I’m trying to implement a dynamic parallelism programming. However, when I compile the code on VS 2008, I got an fatal error which told me Unresolved extern function ‘cudaGetParameterBuffer’. I went through the dynamic parallelism guide and found that it’s about the PTX. However, there is no examples to show me how to use declare it. Anybody has any ideas?
And there is a helloword simple example at the bottom of the dynamic parallelism guide. However, when I try to move that code to a new project and compile it. I get a pretty the same error which is “ptxas : fatal error : Unresolved extern function ‘cudaLaunchDevice’”.
Please give me some ideas, some specific examples will be highly appreciated.
Hi, actually, I just worked on visual studio 2008 and there was no command. I have set the compute and sm to 35. And I have also added the cudadevrt.lib to the project’s property.
I was reading the Dynamic Parallelism programming guide and it says that Dynamic parallelism is only supported on devices of compute capability 3.5 and higher. Taking a look at Nvidia’s products, the only 3.5 device I could find is Tesla K20, which is not available in any of the stores in my area. Does anyone know what’s the best and cheapest way to start developing with dynamic parallelism?
Following these steps I resolved the initial issue of “Unresolved extern function”. However, now I face the following output message when trying to compile a CUDA project in VS 2015.
nvcc fatal : A single input file is required for a non-link phase when an outputfile is specified
I’ve seen a fair number of posts about this issue, but they all discuss changing the command line arguments, which, as zzzhe1990 mentioned earlier, we don’t have direct access to in Visual Studio.

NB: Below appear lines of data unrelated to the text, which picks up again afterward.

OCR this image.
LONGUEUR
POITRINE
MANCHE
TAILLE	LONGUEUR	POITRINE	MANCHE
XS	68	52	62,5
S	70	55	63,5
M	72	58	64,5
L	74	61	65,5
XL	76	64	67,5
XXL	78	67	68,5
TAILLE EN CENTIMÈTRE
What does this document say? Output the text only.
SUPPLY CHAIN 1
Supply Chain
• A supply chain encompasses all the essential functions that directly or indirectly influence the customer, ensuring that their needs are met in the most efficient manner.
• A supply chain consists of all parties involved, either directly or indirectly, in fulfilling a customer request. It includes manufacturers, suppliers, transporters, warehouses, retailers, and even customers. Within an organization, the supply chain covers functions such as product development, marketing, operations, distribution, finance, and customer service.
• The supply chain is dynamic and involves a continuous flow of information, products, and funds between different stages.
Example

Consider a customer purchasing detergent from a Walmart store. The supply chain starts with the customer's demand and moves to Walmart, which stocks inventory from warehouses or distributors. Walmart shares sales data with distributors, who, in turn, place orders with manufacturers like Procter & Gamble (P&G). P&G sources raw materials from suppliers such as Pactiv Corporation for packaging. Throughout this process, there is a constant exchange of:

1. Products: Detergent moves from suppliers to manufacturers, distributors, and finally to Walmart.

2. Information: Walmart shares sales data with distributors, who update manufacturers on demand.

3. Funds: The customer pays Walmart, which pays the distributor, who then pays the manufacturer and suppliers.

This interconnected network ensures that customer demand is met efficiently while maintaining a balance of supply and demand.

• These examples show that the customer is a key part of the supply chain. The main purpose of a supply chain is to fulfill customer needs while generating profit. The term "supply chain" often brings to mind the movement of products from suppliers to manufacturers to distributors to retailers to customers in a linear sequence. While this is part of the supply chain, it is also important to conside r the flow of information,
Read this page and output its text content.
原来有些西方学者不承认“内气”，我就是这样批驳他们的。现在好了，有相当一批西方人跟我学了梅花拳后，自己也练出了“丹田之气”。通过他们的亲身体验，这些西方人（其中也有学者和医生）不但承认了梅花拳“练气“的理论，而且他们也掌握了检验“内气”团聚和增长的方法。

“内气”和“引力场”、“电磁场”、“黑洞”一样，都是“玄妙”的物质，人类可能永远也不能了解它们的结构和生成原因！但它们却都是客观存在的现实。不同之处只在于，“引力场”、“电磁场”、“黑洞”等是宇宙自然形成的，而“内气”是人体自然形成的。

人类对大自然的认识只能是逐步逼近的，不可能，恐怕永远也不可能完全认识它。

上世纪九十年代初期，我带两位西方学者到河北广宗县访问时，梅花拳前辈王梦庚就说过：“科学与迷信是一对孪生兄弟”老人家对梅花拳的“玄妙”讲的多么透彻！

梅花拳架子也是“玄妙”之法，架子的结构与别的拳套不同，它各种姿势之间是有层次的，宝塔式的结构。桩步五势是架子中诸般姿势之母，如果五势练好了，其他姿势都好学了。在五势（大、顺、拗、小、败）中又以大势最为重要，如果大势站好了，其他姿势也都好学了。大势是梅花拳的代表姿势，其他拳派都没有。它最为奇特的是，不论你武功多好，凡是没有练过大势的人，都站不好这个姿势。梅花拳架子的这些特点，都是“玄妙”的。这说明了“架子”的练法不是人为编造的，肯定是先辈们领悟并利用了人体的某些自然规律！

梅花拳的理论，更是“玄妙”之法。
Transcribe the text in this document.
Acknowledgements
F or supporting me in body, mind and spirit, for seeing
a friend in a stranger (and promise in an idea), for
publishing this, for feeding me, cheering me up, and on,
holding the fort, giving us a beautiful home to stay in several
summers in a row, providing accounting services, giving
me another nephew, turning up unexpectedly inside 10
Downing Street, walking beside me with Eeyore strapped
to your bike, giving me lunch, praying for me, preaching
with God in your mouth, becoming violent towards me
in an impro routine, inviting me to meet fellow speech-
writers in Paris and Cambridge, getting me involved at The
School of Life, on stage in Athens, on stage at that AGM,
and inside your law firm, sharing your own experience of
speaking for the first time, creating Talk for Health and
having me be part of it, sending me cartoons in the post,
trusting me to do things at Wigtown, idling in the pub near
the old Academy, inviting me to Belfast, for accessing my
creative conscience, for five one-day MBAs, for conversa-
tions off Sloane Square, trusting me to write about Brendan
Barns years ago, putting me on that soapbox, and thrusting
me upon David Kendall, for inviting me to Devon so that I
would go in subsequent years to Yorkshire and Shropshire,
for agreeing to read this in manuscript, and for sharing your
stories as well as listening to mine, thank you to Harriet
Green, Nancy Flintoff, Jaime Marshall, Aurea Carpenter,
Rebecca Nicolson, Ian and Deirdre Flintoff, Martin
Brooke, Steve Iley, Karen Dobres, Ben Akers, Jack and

I’ve been stuck for two days trying to separate my CUDA functions into modular files!
Correct, that error message is indicative of an incorrectly formed sequence of nvcc command line arguments.
Turn on detailed logging in MSVS, extract the exact invocation of nvcc from the log, find the error in the sequence of command line arguments, then fix it.
Something is messed up in your project settings. -dc and -dlink don’t belong in the same command issued to nvcc.
If you’re unsure what to do, try inspecting an existing cuda dynamic parallelism sample project. In fact it may be easiest just to take one of those projects and setup your code in it.